Robyn Browne murder trial: “Celebrity clients spared court appearance”

January 16, 2009

Sourced from the Yorkshire Evening Post again; depressingly the journalist still sees fit to misgender Ms Browne at every turn – and this fact is made more apparent when you realise that none of the quotes from the trial do so (for once).

Clearly the journalist has never come across such documents as the NLGA Stylebook Supplement on LGBT Terminology or the GLAAD Media Reference Guide. Even the NUJ’s own Model Agreement on LGBT for its members (in its twelve page booklet, the Sexual Legislation Handbook – direct link to PDF here) devotes nearly half its content to explaining how its members should be treated regarding any transsexual and gender reassignment issues they may have.

Anyway…

Celebrity clients spared court appearance in Leeds transexual murder trial

CELEBRITY clients of a murdered transsexual have not been called to give evidence to avoid embarrassing them, an Old Bailey jury heard.

Conveniently ignoring that there would probably have been no court case had Ms Browne not been stabbed to death. Also conveniently perpetuating the myth that “celebrities” are somehow too precious, too delicate, too special to be subject to the due process of the law. “Embarrassed” by what? – publicly admitting that they used a trans woman for sex? – or that their adoring fans might be disappointed to find that, guess what, celebrities are only human too?

Hopkins has stated he went to the flat to help to steal a secret list of famous clients who were being blackmailed by the victim and that the killer was a Jamaican known as ‘Appee’.

The clients have been questioned by police.

In his closing speech, prosecutor Nicholas Hilliard said: “There is some evidence the victim may have had some well-known clients. You don’t know who they are, only that they have told police they have not paid anyone. We have not called them to court because there was no need to embarrass them.”

Confessed

Speaking of the “secret list,” Mr Hilliard said: “Is this all a red herring, something fuelled by something the defendant saw in a newspaper, that someone well known used the services of the victim?”
Mr Hilliard said Hopkins’s final version of events was a lie – just as his previous two accounts had been.

This is interesting. If the implication is accurate – that there was no address book – then doesn’t that seem to suggest that the reason Mr Hopkins went to Ms Browne’s flat was to have sex with her? And if that’s the reality, then it might seem that the stabbing of Ms Browne would be more appropriately categorised as a trans panic attack (see also) after he realised that Ms Browne was a trans woman. The deaths of Kellie Telesford and Angie Zapata in apparently similar circumstances come all too readily to mind.

Hopkins told police he had never been to Miss Browne’s flat, but had confessed to his partner, Donna Abbott he was there when the victim was stabbed.

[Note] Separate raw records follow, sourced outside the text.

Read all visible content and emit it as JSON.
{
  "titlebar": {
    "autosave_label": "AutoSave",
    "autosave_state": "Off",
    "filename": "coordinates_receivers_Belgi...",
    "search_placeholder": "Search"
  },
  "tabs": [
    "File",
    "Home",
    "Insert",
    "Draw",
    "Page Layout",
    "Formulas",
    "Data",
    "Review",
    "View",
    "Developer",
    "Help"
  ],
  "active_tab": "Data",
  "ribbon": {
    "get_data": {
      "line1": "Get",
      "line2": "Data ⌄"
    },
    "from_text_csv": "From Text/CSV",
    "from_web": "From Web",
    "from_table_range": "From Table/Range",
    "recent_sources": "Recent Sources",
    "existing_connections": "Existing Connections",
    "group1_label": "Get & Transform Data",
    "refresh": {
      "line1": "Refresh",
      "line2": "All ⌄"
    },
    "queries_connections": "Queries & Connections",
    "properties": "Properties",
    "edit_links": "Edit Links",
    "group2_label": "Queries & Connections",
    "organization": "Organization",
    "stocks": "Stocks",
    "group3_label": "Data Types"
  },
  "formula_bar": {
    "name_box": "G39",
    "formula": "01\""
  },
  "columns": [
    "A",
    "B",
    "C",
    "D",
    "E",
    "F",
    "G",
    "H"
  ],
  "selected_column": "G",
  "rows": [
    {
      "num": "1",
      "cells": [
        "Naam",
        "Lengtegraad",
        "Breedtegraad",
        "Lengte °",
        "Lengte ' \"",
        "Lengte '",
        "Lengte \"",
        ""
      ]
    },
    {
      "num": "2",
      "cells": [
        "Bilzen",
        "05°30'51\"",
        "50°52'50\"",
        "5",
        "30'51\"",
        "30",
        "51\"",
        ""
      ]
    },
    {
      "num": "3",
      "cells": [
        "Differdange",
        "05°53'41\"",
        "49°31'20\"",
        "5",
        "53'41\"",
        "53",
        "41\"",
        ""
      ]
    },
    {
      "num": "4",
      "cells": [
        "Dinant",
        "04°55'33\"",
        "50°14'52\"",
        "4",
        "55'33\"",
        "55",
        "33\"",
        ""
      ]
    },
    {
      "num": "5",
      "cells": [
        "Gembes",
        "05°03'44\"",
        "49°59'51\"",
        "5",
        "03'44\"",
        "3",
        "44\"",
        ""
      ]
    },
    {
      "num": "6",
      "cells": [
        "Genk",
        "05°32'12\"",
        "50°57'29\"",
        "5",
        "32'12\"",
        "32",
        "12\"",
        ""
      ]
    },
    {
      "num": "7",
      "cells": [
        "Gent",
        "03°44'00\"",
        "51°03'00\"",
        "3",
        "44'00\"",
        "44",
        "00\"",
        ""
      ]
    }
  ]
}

According to Ms Abbott, Hopkins told her Miss Browne was stabbed accidentally as she lunged at him with a knife when he tried to rip the secret pages from her Filofax.

The word ‘ludicrous’ is in my mind, for some reason. I just can’t work out how one person might “lunge” at another and then “accidentally” stab herself nine times, including in the back of her own neck.

“You have had a rare opportunity to see how the defendant’s lying story developed,” Mr Hilliard told the jury.

Hopkins left a bloody palm print at the scene which meant it was impossible to maintain his story about never having met the victim. He then told Ms Abbott about the struggle as an explanation. “It was all he was able to come up with at that time.”

He then wrote to Ms Abbott telling her his new version.

In a letter smuggled out of jail Hopkins told her to say police forced her to make a statement about his first account. He wrote: “The main thing to say is you were terrified of the police because they kept threatening you.”

“Your statement could be worse for me than the palm print. Make sure no silly **** sees this because this letter will send me down.”

Nothing there that hasn’t already been made public – not that that makes the whole sad and sordid story any more bearable. Then this:

The court has heard the final injuries were inflicted on Ms Browne as she lay face down on her bed.

As if having one’s life so violently extinguished at the age of just 23 wasn’t bad enough, but to have lost it by being literally stabbed in the back is a truly horrific thought. And having already been stabbed several times, was she really such a threat that – even lying face down in her own blood, perhaps already dying – that it was necessary to continue the attack in what seems like a frenzy of uncontrolled rage?